De façon anodine, le gouvernement va saisir le Parlement d'un projet de loi créant la "rétention de sûreté" dans notre droit pénal. Il s'agit d'un changement profond d'orientation de notre justice. Il faut rappeler les fondements de la justice, depuis la révolution des Droits de l'homme. Parce que tout être humain est réputé doué de raison, il est déclaré responsable de ses actes. S'il viole la loi, il doit en répondre devant des juges indépendants. A l'issue d'un procès public, où les droits de la défense auront été respectés, s'il est déclaré coupable, il devra purger une peine prévue par la loi. Tels sont les impératifs de la justice dans un Etat fondé sur la liberté.
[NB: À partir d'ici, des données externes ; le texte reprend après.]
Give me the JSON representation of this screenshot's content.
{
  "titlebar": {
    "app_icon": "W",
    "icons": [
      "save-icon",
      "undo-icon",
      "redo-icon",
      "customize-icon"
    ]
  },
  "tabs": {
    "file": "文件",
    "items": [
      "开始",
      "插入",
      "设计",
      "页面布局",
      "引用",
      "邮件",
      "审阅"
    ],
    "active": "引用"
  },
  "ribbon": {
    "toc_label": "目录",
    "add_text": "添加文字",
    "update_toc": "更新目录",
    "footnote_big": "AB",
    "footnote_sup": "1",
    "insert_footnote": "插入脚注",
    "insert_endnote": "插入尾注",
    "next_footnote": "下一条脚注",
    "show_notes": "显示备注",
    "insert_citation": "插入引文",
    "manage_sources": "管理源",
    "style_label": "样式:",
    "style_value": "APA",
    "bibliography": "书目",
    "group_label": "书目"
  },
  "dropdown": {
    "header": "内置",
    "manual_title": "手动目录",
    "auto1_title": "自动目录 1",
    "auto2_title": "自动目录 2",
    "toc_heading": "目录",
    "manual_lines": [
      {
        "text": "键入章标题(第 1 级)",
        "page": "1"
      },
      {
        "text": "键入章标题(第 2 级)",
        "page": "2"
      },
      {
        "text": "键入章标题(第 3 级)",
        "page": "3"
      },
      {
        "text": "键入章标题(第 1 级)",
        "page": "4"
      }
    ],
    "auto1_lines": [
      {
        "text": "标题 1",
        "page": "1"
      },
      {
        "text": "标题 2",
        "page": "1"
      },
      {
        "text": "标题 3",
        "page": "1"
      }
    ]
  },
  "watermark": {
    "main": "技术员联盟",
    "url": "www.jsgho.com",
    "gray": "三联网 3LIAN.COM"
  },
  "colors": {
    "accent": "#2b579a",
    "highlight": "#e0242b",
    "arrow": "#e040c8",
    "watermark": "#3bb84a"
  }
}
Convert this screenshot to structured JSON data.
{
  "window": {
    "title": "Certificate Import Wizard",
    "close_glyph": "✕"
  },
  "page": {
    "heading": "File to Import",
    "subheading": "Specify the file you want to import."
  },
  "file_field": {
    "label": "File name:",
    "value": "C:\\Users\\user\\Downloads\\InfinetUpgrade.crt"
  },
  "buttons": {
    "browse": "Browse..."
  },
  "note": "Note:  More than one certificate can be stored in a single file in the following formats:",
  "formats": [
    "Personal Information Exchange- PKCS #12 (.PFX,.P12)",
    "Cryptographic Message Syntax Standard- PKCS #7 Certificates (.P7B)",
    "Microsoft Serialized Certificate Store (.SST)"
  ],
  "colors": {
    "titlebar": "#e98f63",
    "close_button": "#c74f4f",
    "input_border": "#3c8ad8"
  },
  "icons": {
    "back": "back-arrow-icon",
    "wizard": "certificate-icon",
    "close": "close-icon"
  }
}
Or le projet de loi contourne le roc de ces principes. Il ne s'agira plus seulement pour le juge, gardien de nos libertés individuelles, de constater une infraction et de prononcer une peine contre son auteur. Après l'achèvement de sa peine, après avoir "payé sa dette à la société", au lieu d'être libéré, le condamné pourra être "retenu", placé dans un "centre sociomédico-judiciaire de sûreté", par une décision d'une commission de magistrats pour une durée d'une année, renouvelable, parce qu'il présenterait selon des experts une "particulière dangerosité" entraînant un risque élevé de récidive.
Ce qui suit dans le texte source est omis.